Abstract

During the last decade, scholars of religion have researched Star Wars-based Jediism, the Tolkien-inspired Elven community, and other religious movements inspired by popular fiction. This article raises two related questions about this new kind of religion: what should we call it?, and what differentiates it from conventional religion on the one hand, and from fandom on the other? Referring to Jean Baudrillard, Adam Possamai has suggested referring to new religions based on popular culture as ‘hyper-real religions’. I contend, however, that for Baudrillard, all religions are hyper-real in the sense that they ascribe reality to the socially constructed. I therefore offer fiction-based religion as a more accurate term. Fiction-based religions draw their main inspiration from fictional narratives (e.g. Star Wars and The Lord of the Rings) which do not claim to refer to the actual world, but create a fictional world of their own.

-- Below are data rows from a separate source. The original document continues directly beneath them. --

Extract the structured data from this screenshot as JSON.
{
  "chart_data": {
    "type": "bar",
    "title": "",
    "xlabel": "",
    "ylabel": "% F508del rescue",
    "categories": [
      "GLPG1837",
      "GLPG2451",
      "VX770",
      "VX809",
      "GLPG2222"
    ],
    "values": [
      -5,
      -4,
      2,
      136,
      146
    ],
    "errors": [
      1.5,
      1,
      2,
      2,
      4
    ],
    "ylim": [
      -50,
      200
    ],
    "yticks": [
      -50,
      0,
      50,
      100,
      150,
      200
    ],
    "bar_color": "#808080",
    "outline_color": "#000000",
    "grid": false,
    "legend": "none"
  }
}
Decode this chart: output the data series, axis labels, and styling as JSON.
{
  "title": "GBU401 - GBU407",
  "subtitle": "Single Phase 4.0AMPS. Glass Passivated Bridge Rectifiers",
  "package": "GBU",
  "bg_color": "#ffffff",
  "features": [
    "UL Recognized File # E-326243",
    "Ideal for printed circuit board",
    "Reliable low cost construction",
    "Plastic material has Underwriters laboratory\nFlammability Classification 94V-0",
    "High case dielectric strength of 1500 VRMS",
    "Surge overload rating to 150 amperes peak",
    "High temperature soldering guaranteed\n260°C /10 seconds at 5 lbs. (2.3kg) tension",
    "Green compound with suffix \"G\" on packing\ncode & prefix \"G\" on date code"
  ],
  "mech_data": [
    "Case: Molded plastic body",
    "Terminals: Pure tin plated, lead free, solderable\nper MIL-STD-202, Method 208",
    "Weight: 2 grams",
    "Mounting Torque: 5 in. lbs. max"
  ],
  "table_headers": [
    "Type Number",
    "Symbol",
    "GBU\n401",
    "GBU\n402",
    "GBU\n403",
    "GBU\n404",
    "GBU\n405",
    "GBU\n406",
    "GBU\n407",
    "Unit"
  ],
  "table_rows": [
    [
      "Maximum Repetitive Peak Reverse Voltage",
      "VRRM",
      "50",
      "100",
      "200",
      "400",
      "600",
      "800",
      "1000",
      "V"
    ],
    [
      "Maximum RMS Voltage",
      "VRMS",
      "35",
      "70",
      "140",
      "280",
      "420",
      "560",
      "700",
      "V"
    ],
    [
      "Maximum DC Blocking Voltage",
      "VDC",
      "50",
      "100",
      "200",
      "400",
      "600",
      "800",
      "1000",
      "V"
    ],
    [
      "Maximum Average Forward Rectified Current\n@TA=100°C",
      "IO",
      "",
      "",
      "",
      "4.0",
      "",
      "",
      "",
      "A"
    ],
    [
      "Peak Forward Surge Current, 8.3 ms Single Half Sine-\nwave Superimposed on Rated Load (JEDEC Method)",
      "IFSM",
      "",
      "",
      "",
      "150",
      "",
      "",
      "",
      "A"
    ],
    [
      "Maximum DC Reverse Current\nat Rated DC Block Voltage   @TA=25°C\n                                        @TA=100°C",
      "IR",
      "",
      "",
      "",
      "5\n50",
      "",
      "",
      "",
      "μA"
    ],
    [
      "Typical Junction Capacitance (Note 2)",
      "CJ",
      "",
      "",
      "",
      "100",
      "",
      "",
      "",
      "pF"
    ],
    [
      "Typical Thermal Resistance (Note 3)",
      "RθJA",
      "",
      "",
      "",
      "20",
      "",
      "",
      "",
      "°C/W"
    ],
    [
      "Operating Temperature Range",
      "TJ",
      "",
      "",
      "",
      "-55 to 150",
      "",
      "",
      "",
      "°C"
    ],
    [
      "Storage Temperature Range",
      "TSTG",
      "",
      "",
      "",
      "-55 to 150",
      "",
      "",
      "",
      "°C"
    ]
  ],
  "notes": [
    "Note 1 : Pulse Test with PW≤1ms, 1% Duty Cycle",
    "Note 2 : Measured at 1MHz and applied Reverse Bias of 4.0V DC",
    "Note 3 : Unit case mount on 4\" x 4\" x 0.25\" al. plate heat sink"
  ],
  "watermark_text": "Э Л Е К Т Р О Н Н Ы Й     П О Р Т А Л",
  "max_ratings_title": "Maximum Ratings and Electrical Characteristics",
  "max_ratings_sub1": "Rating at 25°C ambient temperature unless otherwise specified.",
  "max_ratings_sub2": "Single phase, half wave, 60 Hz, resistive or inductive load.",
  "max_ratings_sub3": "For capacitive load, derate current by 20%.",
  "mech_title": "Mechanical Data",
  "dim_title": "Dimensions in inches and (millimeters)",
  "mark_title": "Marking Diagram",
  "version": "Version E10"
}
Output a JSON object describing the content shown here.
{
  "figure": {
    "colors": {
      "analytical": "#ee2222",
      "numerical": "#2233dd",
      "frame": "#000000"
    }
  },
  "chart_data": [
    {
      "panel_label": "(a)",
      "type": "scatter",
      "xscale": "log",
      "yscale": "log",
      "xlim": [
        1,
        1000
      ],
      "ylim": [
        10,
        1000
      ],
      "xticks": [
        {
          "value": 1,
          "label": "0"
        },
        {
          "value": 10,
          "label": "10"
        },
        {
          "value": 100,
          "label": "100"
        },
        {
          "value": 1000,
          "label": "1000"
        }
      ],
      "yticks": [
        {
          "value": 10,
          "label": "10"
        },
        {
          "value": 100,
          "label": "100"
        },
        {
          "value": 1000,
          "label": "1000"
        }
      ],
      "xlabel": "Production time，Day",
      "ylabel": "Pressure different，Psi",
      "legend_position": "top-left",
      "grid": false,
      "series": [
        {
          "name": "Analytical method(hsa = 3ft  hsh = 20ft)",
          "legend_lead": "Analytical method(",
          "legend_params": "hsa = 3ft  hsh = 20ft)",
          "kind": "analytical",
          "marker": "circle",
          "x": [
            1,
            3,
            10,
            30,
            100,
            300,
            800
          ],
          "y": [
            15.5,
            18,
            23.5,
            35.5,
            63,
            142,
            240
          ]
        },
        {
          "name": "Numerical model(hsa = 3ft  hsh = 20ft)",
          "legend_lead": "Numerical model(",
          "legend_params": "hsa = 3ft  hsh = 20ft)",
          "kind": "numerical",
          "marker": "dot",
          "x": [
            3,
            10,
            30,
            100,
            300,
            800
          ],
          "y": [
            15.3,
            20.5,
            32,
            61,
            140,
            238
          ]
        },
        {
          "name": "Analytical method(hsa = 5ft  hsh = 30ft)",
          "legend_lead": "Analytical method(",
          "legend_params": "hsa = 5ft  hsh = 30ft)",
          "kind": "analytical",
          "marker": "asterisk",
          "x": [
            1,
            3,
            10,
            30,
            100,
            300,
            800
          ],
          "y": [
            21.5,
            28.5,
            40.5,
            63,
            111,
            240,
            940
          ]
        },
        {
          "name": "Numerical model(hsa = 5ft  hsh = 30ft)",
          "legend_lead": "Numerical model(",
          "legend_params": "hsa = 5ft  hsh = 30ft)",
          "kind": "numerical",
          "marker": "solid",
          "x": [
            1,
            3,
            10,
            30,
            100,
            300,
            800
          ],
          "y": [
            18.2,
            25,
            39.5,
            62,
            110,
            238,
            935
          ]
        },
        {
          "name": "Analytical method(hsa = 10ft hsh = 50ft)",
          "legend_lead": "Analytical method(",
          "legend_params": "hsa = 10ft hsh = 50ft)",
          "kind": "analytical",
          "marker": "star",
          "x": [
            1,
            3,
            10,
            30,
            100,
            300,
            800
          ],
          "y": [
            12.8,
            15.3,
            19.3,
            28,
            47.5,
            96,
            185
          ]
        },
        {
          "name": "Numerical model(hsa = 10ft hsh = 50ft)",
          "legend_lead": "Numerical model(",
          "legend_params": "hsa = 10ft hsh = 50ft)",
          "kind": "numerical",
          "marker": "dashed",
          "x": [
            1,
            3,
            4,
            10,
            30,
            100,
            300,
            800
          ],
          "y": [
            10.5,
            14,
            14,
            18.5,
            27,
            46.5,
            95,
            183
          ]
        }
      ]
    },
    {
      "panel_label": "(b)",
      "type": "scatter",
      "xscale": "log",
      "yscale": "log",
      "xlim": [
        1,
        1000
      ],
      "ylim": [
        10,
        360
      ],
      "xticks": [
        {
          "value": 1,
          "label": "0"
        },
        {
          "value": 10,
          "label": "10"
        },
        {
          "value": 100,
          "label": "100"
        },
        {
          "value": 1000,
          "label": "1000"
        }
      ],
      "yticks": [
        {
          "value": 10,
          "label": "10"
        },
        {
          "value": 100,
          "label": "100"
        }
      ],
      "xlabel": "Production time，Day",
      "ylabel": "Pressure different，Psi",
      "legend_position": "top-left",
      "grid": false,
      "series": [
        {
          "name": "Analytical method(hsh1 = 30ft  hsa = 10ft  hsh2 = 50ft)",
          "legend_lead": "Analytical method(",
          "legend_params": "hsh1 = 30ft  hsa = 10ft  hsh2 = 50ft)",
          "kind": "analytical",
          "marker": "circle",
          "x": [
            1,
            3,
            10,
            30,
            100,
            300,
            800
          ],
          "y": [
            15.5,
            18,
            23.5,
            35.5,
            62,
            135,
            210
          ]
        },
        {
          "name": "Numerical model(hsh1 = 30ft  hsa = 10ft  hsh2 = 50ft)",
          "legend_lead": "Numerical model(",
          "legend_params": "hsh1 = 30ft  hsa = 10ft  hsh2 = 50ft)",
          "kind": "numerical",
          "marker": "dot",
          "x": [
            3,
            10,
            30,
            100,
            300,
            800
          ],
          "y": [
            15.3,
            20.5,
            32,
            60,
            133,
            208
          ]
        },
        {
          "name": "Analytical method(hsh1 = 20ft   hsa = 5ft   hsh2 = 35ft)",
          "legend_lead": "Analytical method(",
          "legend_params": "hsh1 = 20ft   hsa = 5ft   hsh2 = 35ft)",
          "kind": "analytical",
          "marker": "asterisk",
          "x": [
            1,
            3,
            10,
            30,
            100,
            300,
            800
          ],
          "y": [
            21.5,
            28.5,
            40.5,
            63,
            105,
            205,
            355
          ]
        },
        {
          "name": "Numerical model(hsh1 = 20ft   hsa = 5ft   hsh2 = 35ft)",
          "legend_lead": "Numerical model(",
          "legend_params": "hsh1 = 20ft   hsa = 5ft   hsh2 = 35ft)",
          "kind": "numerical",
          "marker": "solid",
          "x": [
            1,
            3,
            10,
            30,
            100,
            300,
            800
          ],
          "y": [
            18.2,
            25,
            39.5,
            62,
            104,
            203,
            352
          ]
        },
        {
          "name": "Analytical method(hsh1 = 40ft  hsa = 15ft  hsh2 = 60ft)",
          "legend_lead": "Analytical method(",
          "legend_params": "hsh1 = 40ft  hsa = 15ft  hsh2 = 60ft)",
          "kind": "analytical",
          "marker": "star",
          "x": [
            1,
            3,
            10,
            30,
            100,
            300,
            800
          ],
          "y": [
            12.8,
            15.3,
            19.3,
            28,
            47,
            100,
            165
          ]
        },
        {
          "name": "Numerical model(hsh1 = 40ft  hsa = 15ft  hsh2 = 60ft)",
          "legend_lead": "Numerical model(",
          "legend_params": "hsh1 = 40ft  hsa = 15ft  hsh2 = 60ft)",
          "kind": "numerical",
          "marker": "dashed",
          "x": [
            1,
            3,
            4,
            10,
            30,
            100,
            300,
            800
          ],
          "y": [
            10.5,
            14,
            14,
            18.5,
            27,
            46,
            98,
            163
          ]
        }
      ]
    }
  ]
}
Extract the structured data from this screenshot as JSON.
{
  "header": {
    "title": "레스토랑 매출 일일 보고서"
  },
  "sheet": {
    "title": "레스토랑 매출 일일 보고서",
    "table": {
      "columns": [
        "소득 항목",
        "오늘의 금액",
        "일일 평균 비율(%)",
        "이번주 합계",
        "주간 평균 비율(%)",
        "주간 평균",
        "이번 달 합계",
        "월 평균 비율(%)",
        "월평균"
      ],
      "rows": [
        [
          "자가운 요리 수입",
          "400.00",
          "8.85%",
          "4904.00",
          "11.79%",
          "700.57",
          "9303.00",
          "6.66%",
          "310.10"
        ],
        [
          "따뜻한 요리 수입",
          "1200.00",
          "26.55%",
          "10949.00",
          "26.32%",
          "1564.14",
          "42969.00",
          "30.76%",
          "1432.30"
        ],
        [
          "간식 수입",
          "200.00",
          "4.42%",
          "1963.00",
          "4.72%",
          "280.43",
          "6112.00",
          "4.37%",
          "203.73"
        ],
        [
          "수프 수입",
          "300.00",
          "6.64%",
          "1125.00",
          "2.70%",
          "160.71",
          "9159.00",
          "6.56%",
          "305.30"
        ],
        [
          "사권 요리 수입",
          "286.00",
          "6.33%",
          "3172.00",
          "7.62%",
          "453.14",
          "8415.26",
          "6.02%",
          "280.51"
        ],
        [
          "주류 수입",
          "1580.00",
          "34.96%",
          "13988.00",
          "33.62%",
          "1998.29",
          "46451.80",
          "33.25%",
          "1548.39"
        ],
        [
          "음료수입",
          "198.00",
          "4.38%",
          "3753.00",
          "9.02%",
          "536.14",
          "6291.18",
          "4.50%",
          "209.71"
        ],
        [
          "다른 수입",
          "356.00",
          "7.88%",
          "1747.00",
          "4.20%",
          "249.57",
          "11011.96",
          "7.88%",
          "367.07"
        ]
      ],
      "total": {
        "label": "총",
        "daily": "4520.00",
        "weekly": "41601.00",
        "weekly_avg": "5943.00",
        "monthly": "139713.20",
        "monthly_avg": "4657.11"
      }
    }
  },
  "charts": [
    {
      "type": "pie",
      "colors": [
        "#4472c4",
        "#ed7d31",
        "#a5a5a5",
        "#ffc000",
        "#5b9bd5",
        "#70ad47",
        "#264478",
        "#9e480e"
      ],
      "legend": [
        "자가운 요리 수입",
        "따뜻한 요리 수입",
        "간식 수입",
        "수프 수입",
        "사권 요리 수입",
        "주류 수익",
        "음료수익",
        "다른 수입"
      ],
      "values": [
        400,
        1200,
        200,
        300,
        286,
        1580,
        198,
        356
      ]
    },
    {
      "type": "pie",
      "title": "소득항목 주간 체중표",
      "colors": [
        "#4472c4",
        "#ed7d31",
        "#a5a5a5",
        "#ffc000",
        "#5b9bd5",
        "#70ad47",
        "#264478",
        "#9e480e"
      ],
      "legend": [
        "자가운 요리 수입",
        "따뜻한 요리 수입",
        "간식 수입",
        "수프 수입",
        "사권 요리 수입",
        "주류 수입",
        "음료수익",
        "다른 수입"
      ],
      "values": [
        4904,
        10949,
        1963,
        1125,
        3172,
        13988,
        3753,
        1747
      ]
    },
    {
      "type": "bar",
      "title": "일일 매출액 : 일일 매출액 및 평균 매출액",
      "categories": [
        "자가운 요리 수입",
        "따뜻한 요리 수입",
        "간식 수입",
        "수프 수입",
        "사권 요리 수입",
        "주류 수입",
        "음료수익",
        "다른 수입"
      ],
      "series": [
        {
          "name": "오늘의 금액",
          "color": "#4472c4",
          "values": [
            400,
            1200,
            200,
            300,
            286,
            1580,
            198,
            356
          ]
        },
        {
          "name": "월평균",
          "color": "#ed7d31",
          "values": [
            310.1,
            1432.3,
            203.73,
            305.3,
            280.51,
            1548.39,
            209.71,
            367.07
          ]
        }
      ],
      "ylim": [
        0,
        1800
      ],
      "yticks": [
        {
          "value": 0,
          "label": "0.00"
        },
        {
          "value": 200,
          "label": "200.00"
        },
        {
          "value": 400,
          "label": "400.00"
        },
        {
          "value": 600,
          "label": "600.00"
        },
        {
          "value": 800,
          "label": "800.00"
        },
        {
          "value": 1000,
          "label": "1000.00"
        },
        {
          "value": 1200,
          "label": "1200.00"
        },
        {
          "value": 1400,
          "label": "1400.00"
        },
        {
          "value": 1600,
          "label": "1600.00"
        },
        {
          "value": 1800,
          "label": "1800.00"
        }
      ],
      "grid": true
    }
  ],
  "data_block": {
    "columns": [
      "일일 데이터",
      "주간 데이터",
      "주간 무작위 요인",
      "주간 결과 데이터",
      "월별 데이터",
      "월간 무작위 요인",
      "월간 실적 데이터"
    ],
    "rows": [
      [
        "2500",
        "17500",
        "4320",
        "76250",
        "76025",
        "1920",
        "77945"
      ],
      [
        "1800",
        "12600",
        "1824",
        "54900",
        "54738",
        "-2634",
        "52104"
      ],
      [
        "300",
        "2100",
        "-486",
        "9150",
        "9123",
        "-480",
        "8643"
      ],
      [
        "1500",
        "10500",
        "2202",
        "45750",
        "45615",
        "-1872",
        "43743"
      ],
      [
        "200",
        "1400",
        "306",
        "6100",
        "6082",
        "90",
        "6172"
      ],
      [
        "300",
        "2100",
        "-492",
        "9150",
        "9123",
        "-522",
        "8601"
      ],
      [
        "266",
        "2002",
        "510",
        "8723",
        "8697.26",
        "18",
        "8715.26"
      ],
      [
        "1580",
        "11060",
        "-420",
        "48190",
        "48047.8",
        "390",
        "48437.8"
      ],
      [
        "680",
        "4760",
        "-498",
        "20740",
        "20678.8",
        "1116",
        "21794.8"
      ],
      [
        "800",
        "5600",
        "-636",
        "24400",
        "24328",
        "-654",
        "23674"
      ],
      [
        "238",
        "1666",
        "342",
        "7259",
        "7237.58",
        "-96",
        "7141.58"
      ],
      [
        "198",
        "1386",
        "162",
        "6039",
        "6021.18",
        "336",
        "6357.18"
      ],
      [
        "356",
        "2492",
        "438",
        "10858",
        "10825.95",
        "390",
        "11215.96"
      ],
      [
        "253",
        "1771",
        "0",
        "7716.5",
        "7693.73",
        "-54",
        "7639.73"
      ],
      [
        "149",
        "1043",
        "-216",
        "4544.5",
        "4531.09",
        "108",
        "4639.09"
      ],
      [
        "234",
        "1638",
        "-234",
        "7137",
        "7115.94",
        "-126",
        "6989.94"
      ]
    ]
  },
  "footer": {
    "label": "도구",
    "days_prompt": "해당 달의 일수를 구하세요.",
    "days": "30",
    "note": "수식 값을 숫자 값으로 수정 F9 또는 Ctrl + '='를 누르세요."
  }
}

As such, they can be contrasted with conventional (or ‘history’-based) religions whose core narratives (e.g. the Gospels) do claim to refer to the actual world and therefore fall under the narrative meta-genre of history, although they do not correspond with the actual world from a historian's perspective. Despite their fictional basis, fiction-based religions are genuine religions because the activity and beliefs of which they consist refer to supernatural entities which are claimed to exist in the actual world. As such, fiction-based religions can be contrasted with fandom which, as a form of play, creates a fictional play world rather than making assertions about the actual world. Fiction-based religion emerges when fictional narratives are used as authoritative texts for actual religious practice.